Perhaps one of the most basic and important questions you have regarding your baby's health and wellness relates to breastfeeding. The question is: Is it safe to breastfeed my baby when I'm sick? And, what is the effect of medications on breastfeeding?
It is not only a very valid question and concern, it's an important question. Although we will address it here in this article, we do suggest that any concerns that are gnawing at you be taken directly to your caregiver for a face-to-face medical response.
Will My Baby Get Sick?
Many moms, particularly new moms, are worried that if they get sick their breast milk will be negatively affected. They ask: Will my baby get sick because I passed the illness on through nursing? The answer to that question is: Generally speaking, sick or not, the preferred method of feeding your baby continues to be breastfeeding. We'll explain.

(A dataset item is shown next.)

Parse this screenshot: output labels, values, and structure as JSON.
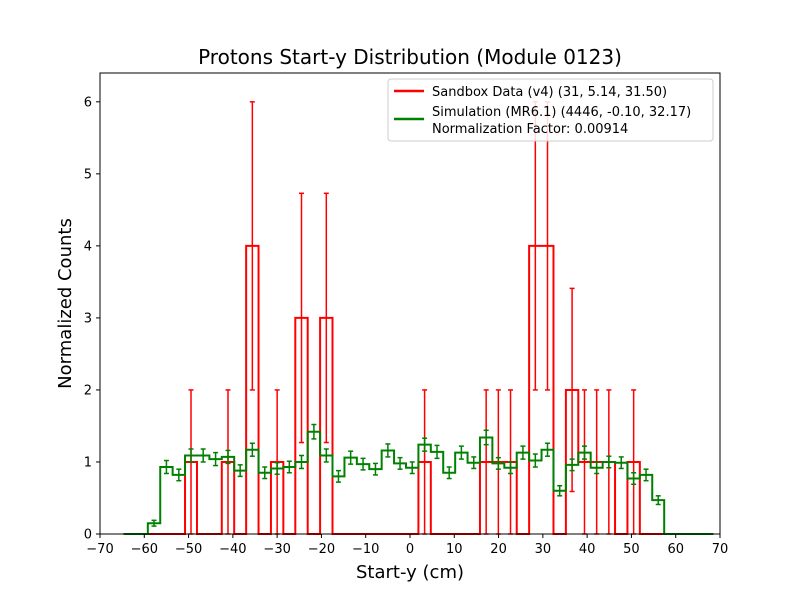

If you become ill with almost any of the more common illnesses, like a cold or the flu, breastfeeding while you are sick is still safe and the best way to feed your baby. Whether you breastfeed or not, your baby is going to be exposed to your illness. But, your body creates antibodies to the illness when you are sick and you pass these antibodies along to your baby when you breastfeed. The upshot is that if the baby gets sick at all, it will likely be a much milder version of what you and anyone else in the house got. It's really not the sickness that is the big issue for nursing moms - it's the medications that are prescribed (or purchased over-the-counter) that can be the problem. If your illness is extremely serious, like an STD, HIV/AIDS or hepatitis, then it is important to discuss breastfeeding before the baby is born.
Usually, illness is transmitted through skin contact and secretions from the mouth and nose. Wash your hands often, avoid as much as possible face-to-face contact, and don't sneeze or cough directly onto your baby.